Keeping perspective is hard but important.  The cause of this downturn is certainly different than those we’ve experienced recently, but that can be said for pretty much every correction.  For every bear market and correction in the history of the stocks, the market has recovered and come out ahead.  There’s no reason to think any different about this one.   

We say it a lot, but it’s at the core of what we believe.  Fear and greed are not investment strategies.  We are experiencing the fear end of the spectrum right now.   Keep things in perspective, stay disciplined, and remember you are in this not for the next few days, months, or even years.  You are invested for the long run.  If you want to talk, yell, scream, and commiserate, we are here for you.  

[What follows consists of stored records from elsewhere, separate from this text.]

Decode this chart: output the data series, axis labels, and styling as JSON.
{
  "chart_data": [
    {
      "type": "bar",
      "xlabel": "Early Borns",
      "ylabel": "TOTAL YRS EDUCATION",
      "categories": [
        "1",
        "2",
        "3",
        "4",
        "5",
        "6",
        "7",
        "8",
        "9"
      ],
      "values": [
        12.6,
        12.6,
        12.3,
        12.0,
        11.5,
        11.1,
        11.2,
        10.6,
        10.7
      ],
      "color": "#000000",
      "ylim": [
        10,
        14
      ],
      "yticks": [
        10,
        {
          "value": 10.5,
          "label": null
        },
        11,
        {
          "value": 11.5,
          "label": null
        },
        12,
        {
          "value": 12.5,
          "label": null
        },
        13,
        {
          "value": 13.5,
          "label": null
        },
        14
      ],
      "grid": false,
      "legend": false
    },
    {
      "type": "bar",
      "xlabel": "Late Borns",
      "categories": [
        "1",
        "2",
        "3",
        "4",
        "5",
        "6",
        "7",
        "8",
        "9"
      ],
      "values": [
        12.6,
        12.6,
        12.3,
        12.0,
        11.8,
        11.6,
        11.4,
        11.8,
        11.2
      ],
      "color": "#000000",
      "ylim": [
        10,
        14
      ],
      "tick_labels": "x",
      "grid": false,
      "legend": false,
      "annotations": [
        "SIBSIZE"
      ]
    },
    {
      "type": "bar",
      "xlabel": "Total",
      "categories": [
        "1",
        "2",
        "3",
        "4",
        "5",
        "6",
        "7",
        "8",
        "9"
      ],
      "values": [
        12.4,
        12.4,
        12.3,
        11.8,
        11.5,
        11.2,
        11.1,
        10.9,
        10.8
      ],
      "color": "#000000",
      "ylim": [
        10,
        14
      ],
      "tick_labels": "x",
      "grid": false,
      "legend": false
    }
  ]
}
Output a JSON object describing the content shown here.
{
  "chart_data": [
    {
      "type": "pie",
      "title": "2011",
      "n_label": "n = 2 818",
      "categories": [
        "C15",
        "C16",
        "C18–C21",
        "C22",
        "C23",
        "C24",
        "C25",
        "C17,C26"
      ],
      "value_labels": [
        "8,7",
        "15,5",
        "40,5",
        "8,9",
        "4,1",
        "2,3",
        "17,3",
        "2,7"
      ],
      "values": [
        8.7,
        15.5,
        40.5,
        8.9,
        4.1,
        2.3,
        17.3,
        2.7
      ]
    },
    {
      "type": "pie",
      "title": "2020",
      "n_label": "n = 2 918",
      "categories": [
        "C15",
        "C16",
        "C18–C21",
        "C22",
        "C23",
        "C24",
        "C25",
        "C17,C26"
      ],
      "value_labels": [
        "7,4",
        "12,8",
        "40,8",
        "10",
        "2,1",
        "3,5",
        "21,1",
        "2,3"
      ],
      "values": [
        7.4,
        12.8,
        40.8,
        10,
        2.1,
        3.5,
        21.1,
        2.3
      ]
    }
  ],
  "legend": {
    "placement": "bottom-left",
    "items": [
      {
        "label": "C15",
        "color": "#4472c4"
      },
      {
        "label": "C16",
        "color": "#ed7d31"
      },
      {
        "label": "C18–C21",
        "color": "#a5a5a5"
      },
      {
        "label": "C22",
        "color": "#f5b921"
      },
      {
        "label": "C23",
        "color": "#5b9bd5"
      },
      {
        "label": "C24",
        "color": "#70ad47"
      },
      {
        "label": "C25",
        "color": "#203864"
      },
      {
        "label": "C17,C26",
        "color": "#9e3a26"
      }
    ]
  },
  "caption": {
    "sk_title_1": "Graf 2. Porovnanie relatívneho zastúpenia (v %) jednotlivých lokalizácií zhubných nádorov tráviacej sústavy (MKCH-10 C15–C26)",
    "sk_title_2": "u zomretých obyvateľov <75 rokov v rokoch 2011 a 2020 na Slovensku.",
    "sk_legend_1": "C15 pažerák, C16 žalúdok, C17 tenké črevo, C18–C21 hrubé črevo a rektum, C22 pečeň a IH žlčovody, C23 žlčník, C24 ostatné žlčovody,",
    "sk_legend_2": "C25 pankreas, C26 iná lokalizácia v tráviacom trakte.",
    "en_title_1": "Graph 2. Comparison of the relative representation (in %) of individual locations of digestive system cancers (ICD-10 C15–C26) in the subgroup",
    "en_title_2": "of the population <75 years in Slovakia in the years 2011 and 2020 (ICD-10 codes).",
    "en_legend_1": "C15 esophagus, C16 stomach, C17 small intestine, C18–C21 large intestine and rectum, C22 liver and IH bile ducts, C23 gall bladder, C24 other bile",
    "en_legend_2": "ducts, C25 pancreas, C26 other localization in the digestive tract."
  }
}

The Standard & Poor’s 500 (S&P 500) is an unmanaged group of securities that represent the stock market in general. The Bloomberg Barclays US Aggregate Bond Index is a broad base, market capitalization-weighted bond market index representing intermediate-term investment-grade bonds traded in the United States and is used for measuring the performance of the US bond market. Indexes are unmanaged and do not incur management fees, costs, or expenses. It is not possible to invest directly in an index. The MSCI EAFE Index is a stock market index that is designed to measure the equity market performance of developed markets outside of the U.S. & Canada. It is maintained by MSCI Inc., a provider of investment decision support tools; the EAFE acronym stands for Europe, Australasia and Far East.  

This material is provided as a courtesy and for educational purposes only. Investing involves risk including loss of principal.  Please consult your investment professional, legal or tax advisor for specific information pertaining to your situation. This article contains links to articles or other information that may be contained on a third-party website.  River City Wealth Management is not responsible for and does not control, adopt, or endorse any content contained on any third-party website. The information contained herein is derived from sources deemed to be reliable but cannot be guaranteed. Past performance is not indicative of future results.